À l’âge de dix-sept ans (1896), bien qu’échouant aux examens d’entrée à l’université, il est diplômé de son école. Cette même année, il commence l’étude des poèmes chinois et entame une longue série de visites dans le quartier chaud de Yoshiwara (à Tōkyō).
Plus tard, il rend visite à son père à Shanghai qui y est employé par la compagnie Nippon Yusen. Il rentre à l’automne et devient employé dans le département de langue chinoise d’une université de langues étrangères. En 1898, Kafū commence à écrire de courtes nouvelles. Dans le même temps, il étudie avec Ryūrō Hirotsu. Deux ans plus tard, il publie quelques nouvelles après avoir quitté son poste à l’université. Il trouve par la suite un poste de journaliste et commence l’étude du français.
En 1902, il séjourne aux États-Unis et en France où il travaille pour le compte de l’ambassade du Japon et du muséum culturel de la préfecture de Kanagawa. Cela lui permet de publier Amerika monogatari (« contes américains ») et Furansu monogatari (« contes français »).

Du côté des saules et des fleurs

« Les saules et les fleurs », comprendre les hommes et les femmes, c’est ainsi que l’on nommait les quartiers geishas, à Tôkyô au début du siècle. Roman d’amour et de jalousies compliquées autour de la belle Komayo, au parfum nostalgique, dans l’intimité des maisons de plaisir. Kafû y décrit les intrigues, les jeux érotiques, les manoeuvres d’amour et d’argent entre amants et geishas : autour de la belle Komayo, acteurs, musiciens, parasites ou amoureux veules se croisent et se déchirent.
C’est aussi l’évocation du Japon ancien que Kafû dépeint avec la cruauté et la tendresse d’un amoureux de ce monde qu’il voyait disparaître avec amertume.

Interminablement la pluie

Interminablement la pluie par Nagai

« Interminablement la pluie est sans conteste l’un des chefs-d’oeuvre, non seulement de l’oeuvre de Kafû, mais de la littérature japonaise de l’entre-deux-guerre » écrivait Pierre Faure.
Par petites touches de confidences esquissées en dissertations sur les plaisirs de la vie, dans un lyrisme contenu, Kafû verse au coeur du lecteur un univers fait de poésie et d’élégance classique, d’érudition et de rêveries inépuisables.
Attentif à mille détails, à d’éphémères intimités, au timbre d’une voix, à des jeux de lumière au détour d’un regard ou d’un souvenir, il décrit avec amour et nostalgie ce Japon ancien, ce monde fugitif du plaisir que Pierre Faure, son interprète idéal, nous fait partager.

Voitures de nuit

Chantre du quartier des plaisirs, Nagaï Kafû (1879-1959) est l’un des écrivains japonais les plus anticonventionnels de sa génération.

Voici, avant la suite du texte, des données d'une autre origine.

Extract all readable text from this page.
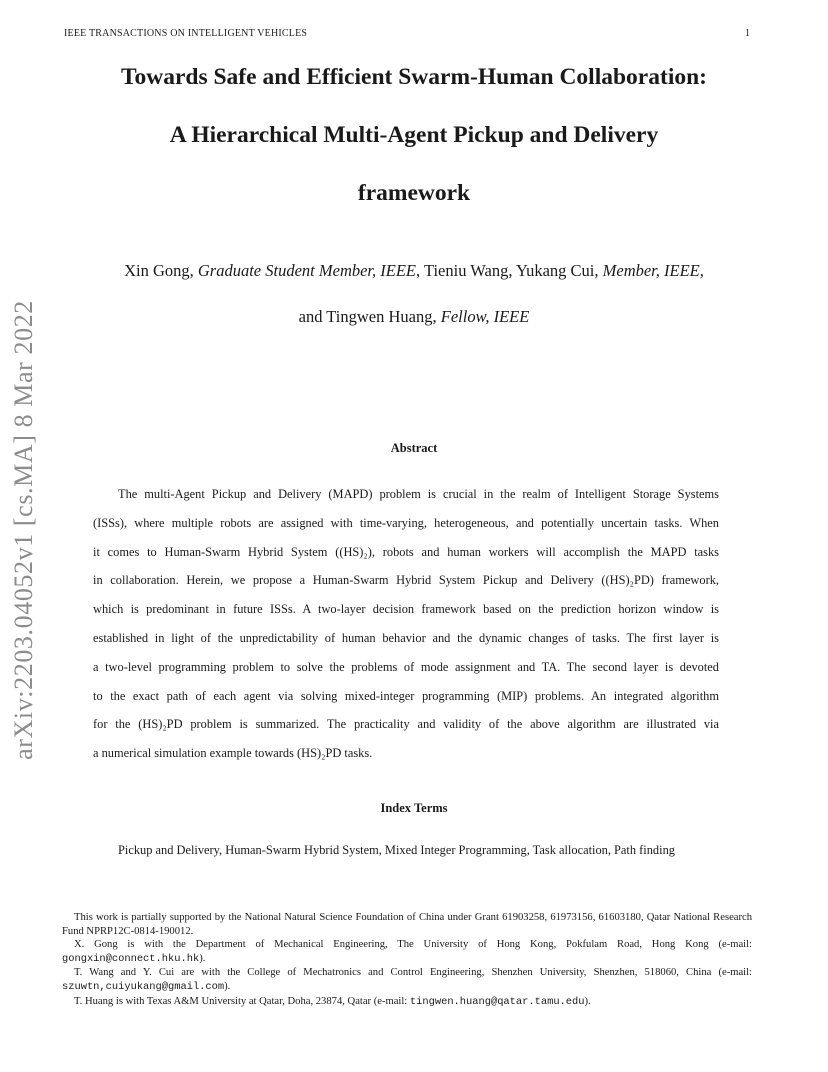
IEEE TRANSACTIONS ON INTELLIGENT VEHICLES	1
Towards Safe and Efficient Swarm-Human Collaboration:
A Hierarchical Multi-Agent Pickup and Delivery
framework
Xin Gong, Graduate Student Member, IEEE, Tieniu Wang, Yukang Cui, Member, IEEE,
and Tingwen Huang, Fellow, IEEE
arXiv:2203.04052v1 [cs.MA] 8 Mar 2022	Abstract
The multi-Agent Pickup and Delivery (MAPD) problem is crucial in the realm of Intelligent Storage Systems
(ISSs), where multiple robots are assigned with time-varying, heterogeneous, and potentially uncertain tasks. When
it comes to Human-Swarm Hybrid System ((HS)₂), robots and human workers will accomplish the MAPD tasks
in collaboration. Herein, we propose a Human-Swarm Hybrid System Pickup and Delivery ((HS)₂PD) framework,
which is predominant in future ISSs. A two-layer decision framework based on the prediction horizon window is
established in light of the unpredictability of human behavior and the dynamic changes of tasks. The first layer is
a two-level programming problem to solve the problems of mode assignment and TA. The second layer is devoted
to the exact path of each agent via solving mixed-integer programming (MIP) problems. An integrated algorithm
for the (HS)₂PD problem is summarized. The practicality and validity of the above algorithm are illustrated via
a numerical simulation example towards (HS)₂PD tasks.
Index Terms
Pickup and Delivery, Human-Swarm Hybrid System, Mixed Integer Programming, Task allocation, Path finding

This work is partially supported by the National Natural Science Foundation of China under Grant 61903258, 61973156, 61603180, Qatar National Research Fund NPRP12C-0814-190012.

X. Gong is with the Department of Mechanical Engineering, The University of Hong Kong, Pokfulam Road, Hong Kong (e-mail: gongxin@connect.hku.hk).

T. Wang and Y. Cui are with the College of Mechatronics and Control Engineering, Shenzhen University, Shenzhen, 518060, China (e-mail: szuwtn,cuiyukang@gmail.com).

T. Huang is with Texas A&M University at Qatar, Doha, 23874, Qatar (e-mail: tingwen.huang@qatar.tamu.edu).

Ayant appris en France, au début du siècle, le goût des libertés, il refusera son concours à l’association des écrivains japonais d’orientation fasciste, émettant le voeu d’être enterré au cimetière des prostituées et ne cessant jusqu’à sa mort (viveur impénitent) de fréquenter les petites danseuses d’Asajusa qu’il a su dépeindre dans ses romans et ses nouvelles bien dignes des estampes d’Hiroshige et Kunisada qu’il admirait tant.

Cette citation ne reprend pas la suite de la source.